Reflections: How to choose wisely

My short essay about Jesse Lauriston Livermore—on his wonderful rise to success, but with a sad ending—in my previous column titled “Road to Financial Freedom” stirred questions on success, fulfillment and, ultimately, happiness.

I did not make any attempt to deal on any of the issues anymore. I did not feel competent enough to talk about them. They are concerns better left to professional counselors to profound on.

However, a recollection during the Holy Week led me to go back to an old book on improving one’s decision-making, an ability one must have to successful stock investing.

Going through it the second time, I also found it to be a good source of insights on the meaning of success, fulfillment and happiness.

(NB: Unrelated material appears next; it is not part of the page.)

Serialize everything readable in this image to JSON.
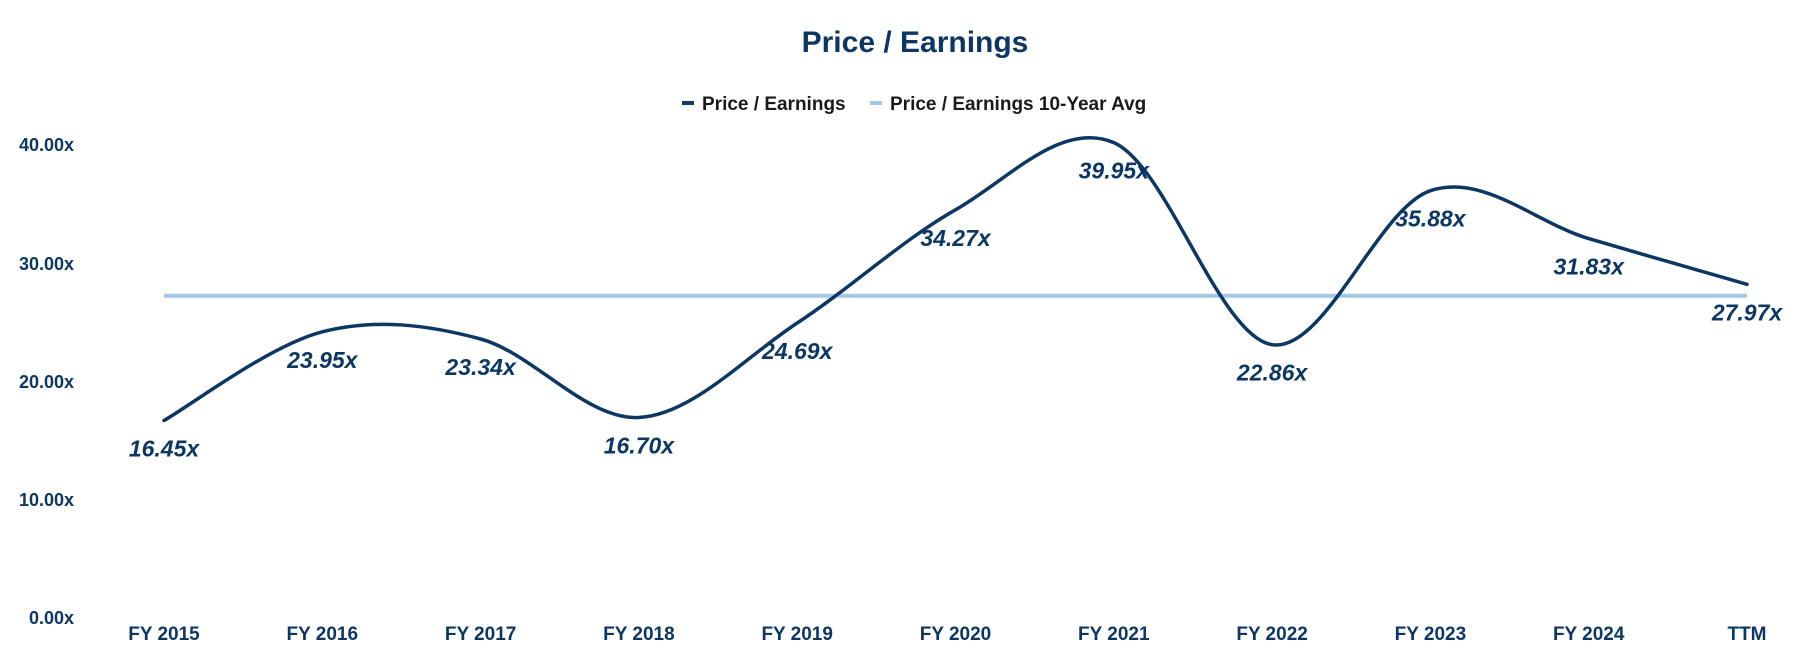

Livermore committed suicide at the age of 63 despite an estate of over $5 million, an amount ordinary persons can still live on comfortably in present day America. He had an exciting stock investing career that earned him assets worth over $100 million after the 1929 stock market crash (estimated to be about $1.39 billion based on 2016 statistics).

I postulated that he managed his career without a clear idea of what financial freedom really is. Due to his early indigent beginnings, too, his thinking of financial freedom had been nursed by the highly popular but wrong notion of “hitting it big.”

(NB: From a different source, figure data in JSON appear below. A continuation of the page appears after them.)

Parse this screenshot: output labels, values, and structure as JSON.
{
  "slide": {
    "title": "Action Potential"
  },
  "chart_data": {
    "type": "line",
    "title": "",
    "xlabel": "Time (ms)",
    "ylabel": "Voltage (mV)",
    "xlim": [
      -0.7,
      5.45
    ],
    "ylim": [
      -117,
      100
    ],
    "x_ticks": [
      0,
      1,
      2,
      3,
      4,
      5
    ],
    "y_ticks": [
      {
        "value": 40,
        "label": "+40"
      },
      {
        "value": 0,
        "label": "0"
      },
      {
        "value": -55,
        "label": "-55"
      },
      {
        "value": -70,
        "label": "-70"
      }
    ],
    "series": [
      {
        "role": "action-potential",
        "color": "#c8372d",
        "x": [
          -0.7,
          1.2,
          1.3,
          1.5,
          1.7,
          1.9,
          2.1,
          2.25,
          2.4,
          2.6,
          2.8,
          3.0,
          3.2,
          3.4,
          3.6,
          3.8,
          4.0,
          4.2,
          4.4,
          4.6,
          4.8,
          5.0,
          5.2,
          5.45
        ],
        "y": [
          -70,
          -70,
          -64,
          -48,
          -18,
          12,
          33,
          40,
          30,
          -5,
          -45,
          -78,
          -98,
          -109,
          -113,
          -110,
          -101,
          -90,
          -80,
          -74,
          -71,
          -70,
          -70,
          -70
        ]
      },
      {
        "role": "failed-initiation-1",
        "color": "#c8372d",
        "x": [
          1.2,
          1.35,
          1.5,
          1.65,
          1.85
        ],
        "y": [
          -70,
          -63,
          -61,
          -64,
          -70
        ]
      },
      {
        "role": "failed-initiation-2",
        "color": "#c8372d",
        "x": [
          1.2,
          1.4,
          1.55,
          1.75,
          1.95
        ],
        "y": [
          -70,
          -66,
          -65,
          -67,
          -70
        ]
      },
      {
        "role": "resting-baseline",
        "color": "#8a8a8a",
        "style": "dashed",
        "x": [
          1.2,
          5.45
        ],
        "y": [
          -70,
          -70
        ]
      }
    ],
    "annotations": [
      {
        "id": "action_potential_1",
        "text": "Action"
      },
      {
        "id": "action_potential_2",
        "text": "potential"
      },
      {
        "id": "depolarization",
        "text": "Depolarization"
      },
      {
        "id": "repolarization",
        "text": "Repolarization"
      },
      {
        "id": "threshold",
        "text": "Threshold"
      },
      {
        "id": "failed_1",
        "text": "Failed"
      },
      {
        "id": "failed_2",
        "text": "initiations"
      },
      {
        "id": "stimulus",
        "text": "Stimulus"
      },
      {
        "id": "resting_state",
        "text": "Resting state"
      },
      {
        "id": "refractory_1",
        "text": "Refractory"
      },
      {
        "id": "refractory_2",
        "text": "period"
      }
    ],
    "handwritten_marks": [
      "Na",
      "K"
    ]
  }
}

He blamed his misfortunes on not having followed religiously his tried and tested investing rules. But I said his “greater and more fatal fault” was that “he did not have an investing goal.”

Reading Livermore’s suicide note, one active investor said: “It is a wake-up call for all traders who are: 1) Ignoring family love at the cost of trading profits; 2) Getting more “greedier” by taking phenomenal risks; 3) Complicating life through thinking (unnecessary worrying); 4) Not satisfied with the current wealth they have; 5) Taking lots of stress, depression and anxiety medicines; 6) Ignoring healthy living primarily because of trading stress.”

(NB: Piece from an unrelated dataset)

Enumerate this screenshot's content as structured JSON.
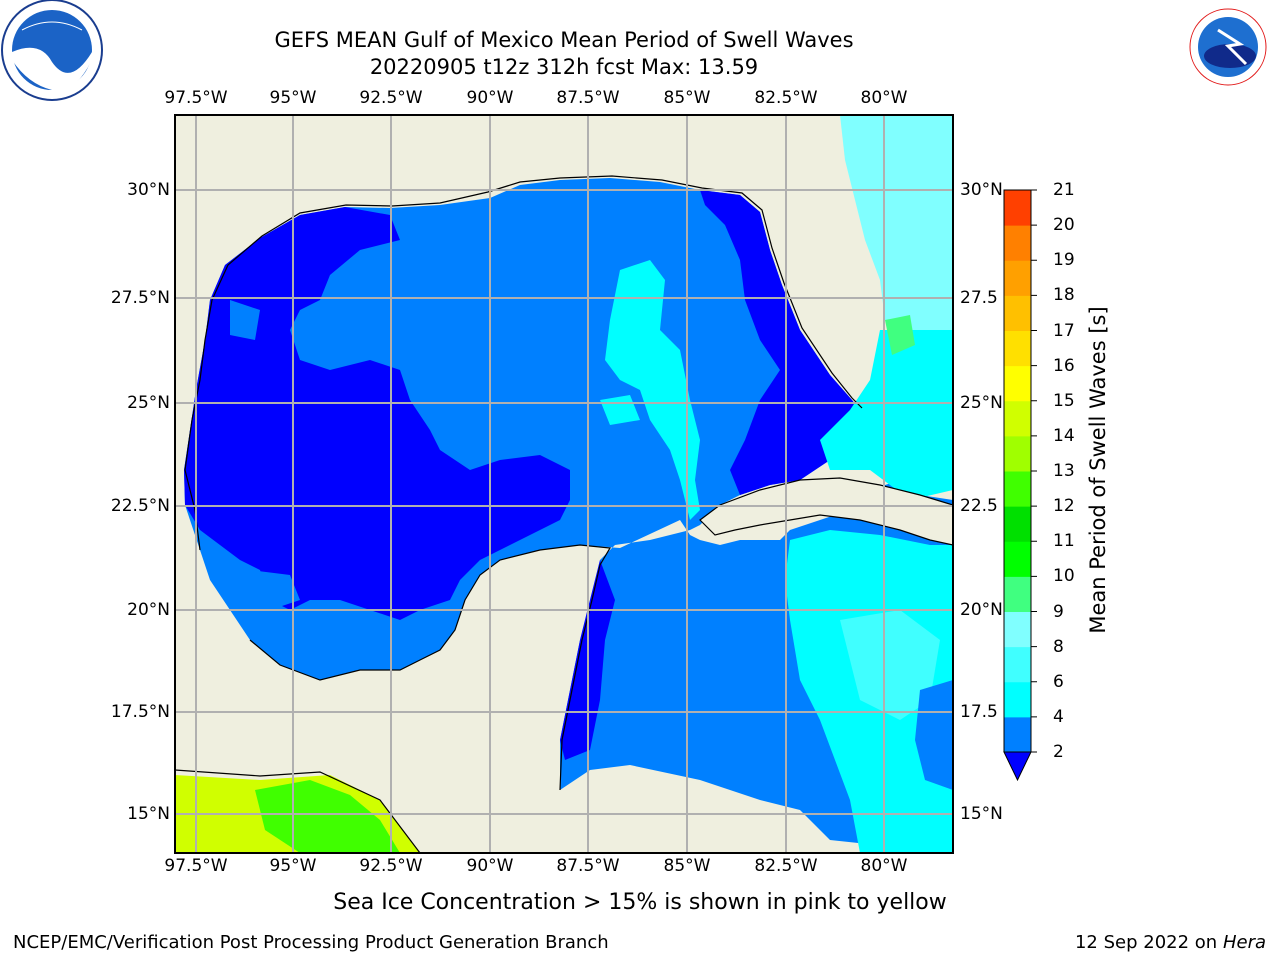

Another reader gave a more scientific and kind assessment: “Actually there is a more simple explanation. It is pretty common knowledge that he was bipolar or what was then known as being manic-depressive. Without proper medication, bipolar disorder often leads to suicide. There is widespread mental illness in his family as evidenced through his three sons, all of whom committed suicide. It’s my guess as well that his trading probably exasperated his mood cycles and his mood cycles most likely exasperated his P&L. What is amazing to me to this day is how one could become as successful as he did in spite of his mental illness. That truly is amazing.”

Bottom line spin

The book had a better way of looking at hard questions and answering them with “wise decision-making.” The book prods you to recognize a situation that will need decision making. It also helps you to recognize irrationality, uncreative thoughts, information overload, and most importantly, bad decision logic.

The book also mentions that “the best place to start thinking about a decision problem is with values.”

Incorporating values into your thinking can help you determine the positive or negative. They can, as well, help you determine the “means” or the “end” (or the true goal), and thus, lead you to knowing what exactly is to be done or must be done for the right things to emerge.

Like what they say in the market, “when critical judgment weakens, and false hopes govern, one can go into risky gambles to avoid taking certain losses.”

The book is titled “The Three Secrets of Wise Decision Making” by Barry F. Anderson. It was published in the early part of 2000, but I still find it very relevant. It’s a very good reference on “how to choose wisely.” Happy Easter everyone!